Accessibility statement

David Orton

I'm still the new one in the Department, having joined at the begining of 2015, but I already feel very much at home here - everyone has gone out of their way to make me feel welcome. I'm based over on campus in the BioArCh unit, but during term I'm in King's Manor just as much.

I got my own MSc from York more than a decade ago now. Since then I've studied and worked at Cambridge, UCL, and in New York, but I always wanted to come back here. Like many York students, I fell in love with the beautiful, historic city - but it's more than that. The Department here is one of the most exciting places in the UK to do archaeology right now. There's a real buzz, always new people and new projects, but it's still small enough to be friendly and supportive. I can honestly say that there's nowhere I'd rather work.

As Lecturer in Zooarchaeology I teach everything to do with animals in archaeology, including a lot of hands-on bone practicals. I'm also in charge of our zooarchaeology lab facilities and extensive reference collections of mammal, bird, and fish bones. Still, I do find time to teach some of my other interests - such as the European Neolithic - too. From early 2016 I'll also take over as director of undergraduate programmes, so new students can expect to see quite a lot of me. My favourite part of teaching is supervising student projects and dissertations. There are few things as satisfying as helping a student to plan a project out and then watching them bring it to a successful conclusion - especially when they take it in new directions you hadn't even considered!

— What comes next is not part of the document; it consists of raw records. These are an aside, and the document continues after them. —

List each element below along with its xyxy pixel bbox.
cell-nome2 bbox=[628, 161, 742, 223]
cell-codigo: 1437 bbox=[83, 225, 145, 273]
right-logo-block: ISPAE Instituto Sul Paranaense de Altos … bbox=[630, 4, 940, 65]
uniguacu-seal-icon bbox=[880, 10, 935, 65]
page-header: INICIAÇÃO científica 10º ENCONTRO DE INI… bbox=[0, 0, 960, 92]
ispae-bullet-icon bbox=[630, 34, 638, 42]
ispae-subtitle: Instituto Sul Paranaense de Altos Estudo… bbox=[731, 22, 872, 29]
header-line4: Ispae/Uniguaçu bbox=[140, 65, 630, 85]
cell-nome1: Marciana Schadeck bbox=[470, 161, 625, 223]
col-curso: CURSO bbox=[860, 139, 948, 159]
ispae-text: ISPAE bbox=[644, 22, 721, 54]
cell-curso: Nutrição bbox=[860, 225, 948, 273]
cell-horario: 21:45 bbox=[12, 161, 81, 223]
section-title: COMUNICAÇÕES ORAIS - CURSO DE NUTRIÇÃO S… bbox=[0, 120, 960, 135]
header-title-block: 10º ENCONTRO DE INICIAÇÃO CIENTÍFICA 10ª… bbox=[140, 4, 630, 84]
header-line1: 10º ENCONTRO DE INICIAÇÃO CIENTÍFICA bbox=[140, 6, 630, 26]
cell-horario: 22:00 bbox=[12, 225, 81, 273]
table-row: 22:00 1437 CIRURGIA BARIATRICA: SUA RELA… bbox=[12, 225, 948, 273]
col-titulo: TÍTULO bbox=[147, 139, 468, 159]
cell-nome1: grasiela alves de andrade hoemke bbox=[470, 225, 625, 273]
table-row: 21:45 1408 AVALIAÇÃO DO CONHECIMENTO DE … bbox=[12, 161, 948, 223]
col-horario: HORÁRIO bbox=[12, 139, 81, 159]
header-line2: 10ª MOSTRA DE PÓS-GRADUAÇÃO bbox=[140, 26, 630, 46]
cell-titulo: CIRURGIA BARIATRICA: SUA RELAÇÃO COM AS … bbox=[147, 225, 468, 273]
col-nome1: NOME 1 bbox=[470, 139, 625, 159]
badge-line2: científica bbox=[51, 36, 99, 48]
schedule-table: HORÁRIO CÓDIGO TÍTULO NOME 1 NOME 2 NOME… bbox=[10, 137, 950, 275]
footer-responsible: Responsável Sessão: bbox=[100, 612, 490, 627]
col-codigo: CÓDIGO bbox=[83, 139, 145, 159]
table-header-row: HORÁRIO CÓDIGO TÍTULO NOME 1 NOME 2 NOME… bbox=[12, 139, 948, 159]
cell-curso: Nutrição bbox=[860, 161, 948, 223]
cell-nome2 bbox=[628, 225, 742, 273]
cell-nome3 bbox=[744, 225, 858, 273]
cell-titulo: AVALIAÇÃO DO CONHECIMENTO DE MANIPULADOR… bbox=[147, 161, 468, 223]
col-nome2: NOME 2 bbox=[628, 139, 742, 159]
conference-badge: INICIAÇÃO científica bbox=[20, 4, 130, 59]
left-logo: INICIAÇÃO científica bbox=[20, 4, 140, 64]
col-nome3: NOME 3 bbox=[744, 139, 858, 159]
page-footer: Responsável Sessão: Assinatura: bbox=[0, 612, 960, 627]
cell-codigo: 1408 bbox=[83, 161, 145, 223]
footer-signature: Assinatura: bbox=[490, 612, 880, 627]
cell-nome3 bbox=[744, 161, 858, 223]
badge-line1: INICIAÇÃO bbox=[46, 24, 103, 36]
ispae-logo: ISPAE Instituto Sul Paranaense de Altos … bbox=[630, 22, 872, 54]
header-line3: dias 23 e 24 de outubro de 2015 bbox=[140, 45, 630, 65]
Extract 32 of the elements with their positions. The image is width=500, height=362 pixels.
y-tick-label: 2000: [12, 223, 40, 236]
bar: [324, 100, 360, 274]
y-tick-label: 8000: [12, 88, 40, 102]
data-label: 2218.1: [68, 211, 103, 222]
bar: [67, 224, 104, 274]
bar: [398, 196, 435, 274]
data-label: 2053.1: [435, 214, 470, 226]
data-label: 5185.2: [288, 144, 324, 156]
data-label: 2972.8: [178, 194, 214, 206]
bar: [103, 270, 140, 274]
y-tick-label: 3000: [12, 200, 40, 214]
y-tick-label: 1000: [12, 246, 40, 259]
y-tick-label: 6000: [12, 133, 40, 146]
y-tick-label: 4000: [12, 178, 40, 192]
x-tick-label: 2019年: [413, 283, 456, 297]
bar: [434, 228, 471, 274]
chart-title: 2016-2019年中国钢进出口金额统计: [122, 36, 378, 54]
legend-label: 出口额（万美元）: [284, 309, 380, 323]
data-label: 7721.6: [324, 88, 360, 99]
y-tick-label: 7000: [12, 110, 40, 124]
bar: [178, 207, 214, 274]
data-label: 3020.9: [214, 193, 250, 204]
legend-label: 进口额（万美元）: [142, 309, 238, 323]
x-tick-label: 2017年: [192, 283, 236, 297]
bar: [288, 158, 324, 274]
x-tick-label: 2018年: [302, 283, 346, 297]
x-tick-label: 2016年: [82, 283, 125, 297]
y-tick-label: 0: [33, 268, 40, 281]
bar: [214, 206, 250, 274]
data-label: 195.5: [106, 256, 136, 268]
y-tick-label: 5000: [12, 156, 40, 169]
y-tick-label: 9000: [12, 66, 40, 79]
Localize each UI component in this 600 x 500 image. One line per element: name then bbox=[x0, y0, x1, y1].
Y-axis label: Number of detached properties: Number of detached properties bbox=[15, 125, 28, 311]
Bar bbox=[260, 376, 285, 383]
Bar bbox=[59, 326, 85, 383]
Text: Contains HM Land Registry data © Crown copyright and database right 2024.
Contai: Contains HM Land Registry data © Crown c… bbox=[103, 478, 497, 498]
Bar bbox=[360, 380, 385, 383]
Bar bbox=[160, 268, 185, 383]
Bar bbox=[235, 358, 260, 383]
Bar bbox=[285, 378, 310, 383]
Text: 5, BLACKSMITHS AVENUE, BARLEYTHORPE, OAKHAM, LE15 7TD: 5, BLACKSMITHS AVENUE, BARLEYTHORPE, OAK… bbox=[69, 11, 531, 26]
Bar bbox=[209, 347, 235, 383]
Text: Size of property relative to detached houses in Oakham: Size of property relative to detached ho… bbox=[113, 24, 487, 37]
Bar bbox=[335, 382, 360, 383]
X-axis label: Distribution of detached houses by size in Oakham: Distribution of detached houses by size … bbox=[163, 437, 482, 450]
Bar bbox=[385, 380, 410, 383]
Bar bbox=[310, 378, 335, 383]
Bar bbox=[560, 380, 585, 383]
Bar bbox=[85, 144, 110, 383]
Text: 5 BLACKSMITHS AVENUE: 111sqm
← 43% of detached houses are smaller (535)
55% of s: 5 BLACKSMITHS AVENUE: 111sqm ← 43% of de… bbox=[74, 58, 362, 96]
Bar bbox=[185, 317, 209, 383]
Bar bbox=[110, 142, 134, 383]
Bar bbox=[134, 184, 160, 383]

What I love most about archaeology is the constant challenge: of finding new ways of understanding the past from the smallest and most unlikely-sounding remains; of pulling together a thousand seemingly insignificant traces and making something significant of them. So I'm very excited to be part of BioArCh at York, where I'm surrounded by colleagues and students who are genuinely pushing the boundaries of what we can say from old bones, or from food residues on pottery, or even from the plaque on your teeth.

My own research looks at how humans used and effected their environments over the long term, whether that involves farming around prehistoric villages or the globalised supply chains of late medieval cities. And that's another great thing about archaeology: the sheer variety of times, places, and themes that you can choose to explore. In the last few years I've had the chance to study topics as disparate as early farming in the former Yugoslavia and medieval fishing in the Baltic states (and I'm writing this on a Turkish bus, en route to fieldwork at a Neolithic site).